L’enfer, c’est les autres
Ce moment où tout bascule, coincé, pris entre deux. À l’intérieur du restaurant, la musique diffusée par les enceintes semble justifier la comédie exagérée que jouent les deux serveurs, l’un s’agitant derrière le bar et l’autre en salle. Ils plaisantent ensemble sans qu’on parvienne à comprendre leurs sous-entendus, références à des films ou des musiques qu’ils partagent mais dont les convives sont exclus. Ils donnent l’impression d’avoir partagé une soirée en boite de nuit et d’enchaîner directement avec leur service au restaurant. Ils font la fête. La musique est assourdissante, mais la cacophonie monte d’un niveau lorsque, fenêtres grandes ouvertes à cause de la chaleur exceptionnelle aujourd’hui, des musiciens de rue ont investi le quai, juste en-dessous des fenêtres du restaurant. Leur spectacle de danse et d’acrobatie, accompagné d’une sélection très variée de musique, vient s’entrechoquer aux sons extérieurs du port, aux voix qui proviennent du quai, comme amplifiées, aux discussions enjouées des clients en train de manger autour de nous, avec la musique du restaurant. Si je devais décrire l’enfer, ce ne sont pas des images qui s’imposent à moi mais des bruits, une accumulation de bruits discordants. L’enfer, c’est la cacophonie.

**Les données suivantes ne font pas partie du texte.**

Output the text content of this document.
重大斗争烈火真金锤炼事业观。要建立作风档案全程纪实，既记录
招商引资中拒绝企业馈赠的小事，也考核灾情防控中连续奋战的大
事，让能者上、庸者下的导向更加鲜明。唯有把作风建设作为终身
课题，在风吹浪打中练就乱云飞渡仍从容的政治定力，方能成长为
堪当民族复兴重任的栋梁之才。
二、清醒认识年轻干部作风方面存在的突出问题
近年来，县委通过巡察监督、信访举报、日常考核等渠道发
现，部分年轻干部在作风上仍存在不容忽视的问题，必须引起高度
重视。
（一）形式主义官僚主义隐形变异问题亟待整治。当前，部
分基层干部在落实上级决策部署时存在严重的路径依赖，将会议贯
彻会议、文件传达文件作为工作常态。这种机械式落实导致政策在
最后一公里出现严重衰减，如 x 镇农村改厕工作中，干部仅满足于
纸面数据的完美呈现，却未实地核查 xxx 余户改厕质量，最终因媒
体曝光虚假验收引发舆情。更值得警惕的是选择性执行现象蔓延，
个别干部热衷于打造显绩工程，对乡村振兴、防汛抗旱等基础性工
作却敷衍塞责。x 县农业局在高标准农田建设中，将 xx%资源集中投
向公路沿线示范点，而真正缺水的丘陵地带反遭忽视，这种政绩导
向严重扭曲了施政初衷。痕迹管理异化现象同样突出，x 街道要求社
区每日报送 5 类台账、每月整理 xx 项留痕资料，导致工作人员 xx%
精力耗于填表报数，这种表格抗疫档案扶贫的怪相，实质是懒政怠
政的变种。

Dans l’écho du miroir mes histoires miennes
Un mot flotte à l’intérieur d’un autre. La mécanique du réel. Je répète en boucle ces mots de crainte de les oublier. Il y en avait d’autres mais je ne parviens pas à les garder tous en mémoire. Une succession d’endormissements et de réveils. Des séquences de déplacement nocturne. Garder la cicatrice mais effacer son empreinte.
Pétales en plein vol
En déambulant dans les ruelles vallonnées entre Endoume et Malmousque, nous passons devant plusieurs des maisons que nous avons louées depuis une dizaine d’années à Marseille. Chaque maison louée lors de nos séjours a ses spécificités. Nous pourrions établir un parcours entre chacune d’elles en sillonnant à travers ces quartiers paisibles et charmants de Marseille à proximité de la mer. Les souvenirs refont surface sur le chemin. Dans l’une, on garde en mémoire l’impressionnant panorama sur la ville et la mer, dans une autre le calme de l’immense parc boisé privé, dans une autre la lumière si particulière, ou la vue sur les îles et les variations du temps sur la mer qui les entoure, ou la crique privée quelques étages en-dessous, ou l’aménagement des lieux qui donne l’impression d’être comme chez soi. Dans la maison où nous séjournons cette fois, ce que je retiens finalement ce sont les livres. Le propriétaire est un éditeur de livres de voyage. Disséminés dans les différents étages de la maison, dans tous les coins, les livres de sa maison d’édition mais aussi de très nombreux autres, livres photo, romans, dans le plus parfait désordre. Cette maison se transforme en tiers-lieux, nous y travaillons tout autant que nous y logeons. Je découvre ainsi Elle nage, de Marianne Apostolides (La Peuplade), La lune dans le puits, de François Beaune (Verticales) et relis la Correspondance new yorkaise, les absences du photographe, de Raymond Depardon et Alain Bergala (Cahiers du Cinéma).
Au plus profond de moi-même
La ville en chantier, dans la rue des trous, délimités sur les trottoirs par barrières et rubalises. Il faut se pencher au-dessus pour mesurer leur profondeur, la méticulosité avec laquelle cette fosse a été creusée, le sol évidé, excavé, foré en profondeur, ses parois rectilignes laissant apparaître les différentes strates géologiques du sous-sol. Parfois, il n’y a rien que de la terre ou du sable, quelques vieux papiers gras ou des mégots de cigarette qui trainent au fond, de la poussière qui s’envole et s’éparpille au moindre souffle de vent. On devine souvent des tuyaux de différentes couleurs, des câbles enfouis profondément qui filent sous terre. Sans qu’on sache vraiment ce qui a motivé cette fouille. À l’abandon. Formes d’empreinte creusant le manque.